From what you have shared here, I can see that even though you were faced with significant challenges that made it harder for you to thrive, you did try very hard to learn whatever you could to thrive and that is worthy of respect and you probably don't get the kind of respect you really deserve either and unfortunately that happens to a lot of people. From the time we are young we tend to be expected to maintain "the grade and doing well" and embracing this "I am a star at" mindset. Children tend to hear "good job" whenever they learn something or get something right too. Perhaps that really needs to be rethought where one says, "good for you" and more focus should be emphasized on not what a child failed to understand or achieve but instead what each child "did" achieve. We "do" create stress in our children where our children develop fears of not getting everything correct. It not surprising that so many end up struggling with "depression or anxiety" in that instead of learning to actually "enjoy" whatever one does right, most children develop a genuine fear of getting something wrong. And because we teach this way our children begin to focus too much on whatever other children don't do as well or fit into whatever is considered "correct".
IMHO, true "intelligence" is when a person does well and figures out how to thrive despite having some kind of challenge. I raised a child that struggled with a learning disability and because I learned about how she struggled and why, I have to say I was often completely amazed at how my child learned to work around her challenge. However, she did face being challenged by her piers for needing to have help and special ed classes. Unfortunately, children can be "mean" however this is due to how children are taught to think that another child that might have a challenge is "not good enough" and should be shunned. Unfortunately, without our realizing it, we as a society actually bake this into how we have been raising our children along with a lot of the messages they receive. Unfortunately, we tend to send too many messages to our children about the "ideal of perfection". Without even realizing it we glorify the "getting something perfect" so much that it's no wonder we end up having so many problems with drugs designed to help us not "feel bad or depressed or anxious or stressed and unsafe".

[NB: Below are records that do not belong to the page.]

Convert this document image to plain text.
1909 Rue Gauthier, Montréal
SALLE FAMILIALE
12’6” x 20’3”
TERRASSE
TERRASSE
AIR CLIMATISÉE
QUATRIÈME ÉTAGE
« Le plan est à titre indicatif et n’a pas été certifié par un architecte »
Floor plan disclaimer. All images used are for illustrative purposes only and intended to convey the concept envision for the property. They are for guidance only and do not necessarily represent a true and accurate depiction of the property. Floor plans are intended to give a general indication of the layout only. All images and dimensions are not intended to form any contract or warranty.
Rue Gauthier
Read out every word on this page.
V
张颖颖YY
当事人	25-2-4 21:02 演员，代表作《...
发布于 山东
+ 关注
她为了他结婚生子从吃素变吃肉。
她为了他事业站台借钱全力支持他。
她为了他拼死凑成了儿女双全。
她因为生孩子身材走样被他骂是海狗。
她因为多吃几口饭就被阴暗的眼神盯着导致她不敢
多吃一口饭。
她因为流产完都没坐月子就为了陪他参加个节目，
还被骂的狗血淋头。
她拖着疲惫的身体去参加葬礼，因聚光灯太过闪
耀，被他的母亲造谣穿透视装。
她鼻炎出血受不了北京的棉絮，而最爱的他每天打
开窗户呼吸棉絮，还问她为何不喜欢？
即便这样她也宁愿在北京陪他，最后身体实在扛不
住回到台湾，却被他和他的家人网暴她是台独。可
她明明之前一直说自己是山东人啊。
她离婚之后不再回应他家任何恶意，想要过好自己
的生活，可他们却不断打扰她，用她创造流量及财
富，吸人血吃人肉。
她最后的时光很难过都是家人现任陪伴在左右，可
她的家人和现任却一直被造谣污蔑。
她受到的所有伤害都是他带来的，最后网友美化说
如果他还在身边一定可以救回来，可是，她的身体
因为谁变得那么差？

You live in California? Well, that is one of the most expensive states to live in and because of the temperature that is comfortable to live with pretty much all year round, your State happens to be a destination for many to go and live that can't, for some reason "thrive" and are homeless. My daughter worked for a company that who's main office is in San Francisco and when she flew out there the one thing she talked about was how there were so many homeless people and also how incredibly expensive everything is out there compared to where she grew up. There are so many homeless that in parts of that state there is a huge problem with homelessness, and garbage in the streets as well as feces and needles. It's pretty shocking for someone to see when they come from a place where they don't see that extreme, an extreme where there is not enough funds to handle the huge challenge that exists there where "affordable housing" is in extreme short supply compared to other states. It's gotten so crowded and expensive that many are moving their businesses to Texas and Texas is heading towards becoming the next California.
I am sorry that the therapist you went to see tends to present you with a "man up" approach. That doesn't work well for individuals who struggle with complex ptsd. However, it doesn't surprise me that therapists out that way would become somewhat hardened. I think you will need to work on finding your way towards understanding this better so you don't end up getting worse and I know that is a challenge when struggling with complex ptsd. It's important that you make sure you work on recognizing how well you have thrived despite having some significant challenges. I know first hand how hard that can be, but self caring is very important when it comes to working on gaining in your effort to continue to thrive despite of challenges.